I use a router table to do the final trimming.

( 190 ) 18-Dec-2012

Now I turn my attention to installing the binding.

( 191 ) 18-Dec-2012

I use this tool I built I call a Universal Bindalator to hold the router parallel to the sides of the guitar while it allows me to move the router around the perimeter of the guitar.

( 192 ) 18-Dec-2012

I can adjust the depth of the channels by changing the exposure of the router bit below the convex platen and the position of the guide wheel.

( 193 ) 18-Dec-2012

Here is the channel cut for the bottom binding.

( 194 ) 18-Dec-2012

The top gets an extra channel for the pinstriping.

( 195 ) 18-Dec-2012

After cleaning up the channels I start to install the purfling and binding. Here I am starting with the black/white/black pinstriping.

( 196 ) 18-Dec-2012

I work my way around the perimeter.

( 197 ) 18-Dec-2012

And then before installing the binding I clean up the channels once again.

( 198 ) 18-Dec-2012

Here I am installing the white binding.

( 199 ) 18-Dec-2012

When I cut the channels for the binding I set them up so the binding and purfling would stand slightly proud of the surface.
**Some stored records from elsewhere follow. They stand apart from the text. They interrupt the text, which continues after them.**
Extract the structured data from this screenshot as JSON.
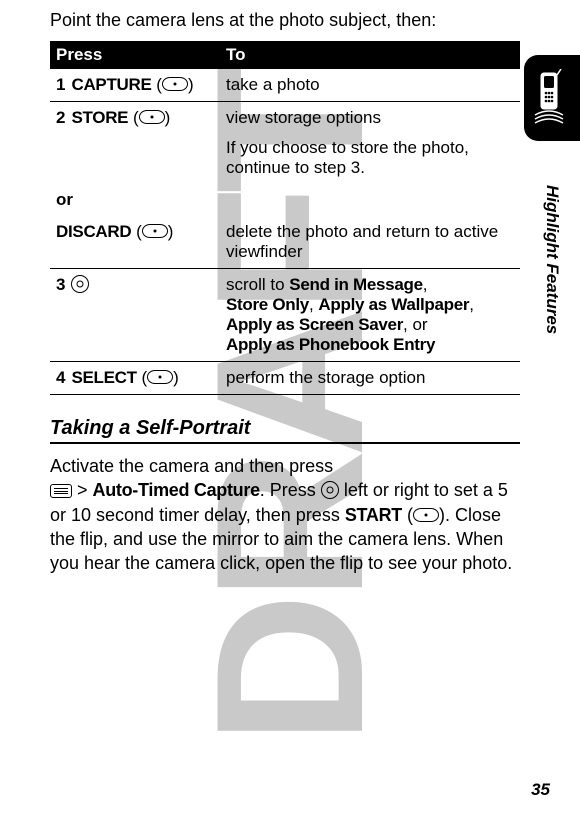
{
  "watermark": "DRAFT",
  "side_label": "Highlight Features",
  "page_number": "35",
  "intro": "Point the camera lens at the photo subject, then:",
  "table": {
    "header": {
      "press": "Press",
      "to": "To"
    },
    "row1": {
      "num": "1",
      "key": "CAPTURE",
      "to": "take a photo"
    },
    "row2": {
      "num": "2",
      "key": "STORE",
      "to1": "view storage options",
      "to2": "If you choose to store the photo, continue to step 3."
    },
    "or": "or",
    "row2b": {
      "key": "DISCARD",
      "to": "delete the photo and return to active viewfinder"
    },
    "row3": {
      "num": "3",
      "to_pre": "scroll to ",
      "opt1": "Send in Message",
      "opt2": "Store Only",
      "opt3": "Apply as Wallpaper",
      "opt4": "Apply as Screen Saver",
      "to_mid": ", or ",
      "opt5": "Apply as Phonebook Entry"
    },
    "row4": {
      "num": "4",
      "key": "SELECT",
      "to": "perform the storage option"
    }
  },
  "heading": "Taking a Self-Portrait",
  "body": {
    "p1": "Activate the camera and then press",
    "p2a": " > ",
    "p2b": "Auto-Timed Capture",
    "p2c": ". Press ",
    "p2d": " left or right to set a 5 or 10 second timer delay, then press ",
    "p2e": "START",
    "p2f": " (",
    "p2g": "). Close the flip, and use the mirror to aim the camera lens. When you hear the camera click, open the flip to see your photo."
  }
}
Here I am using a palm sander to trim the binding flush to the surface of the top. .

( 200 ) 18-Dec-2012

The back gets the same treatment as the top, and a drum sander is used to trim the sides.

( 201 ) 18-Dec-2012

A look at the peak of the cutaway with all of the surfaces sanded flush.

( 202 ) 18-Dec-2012

And a look at the side near the F hole.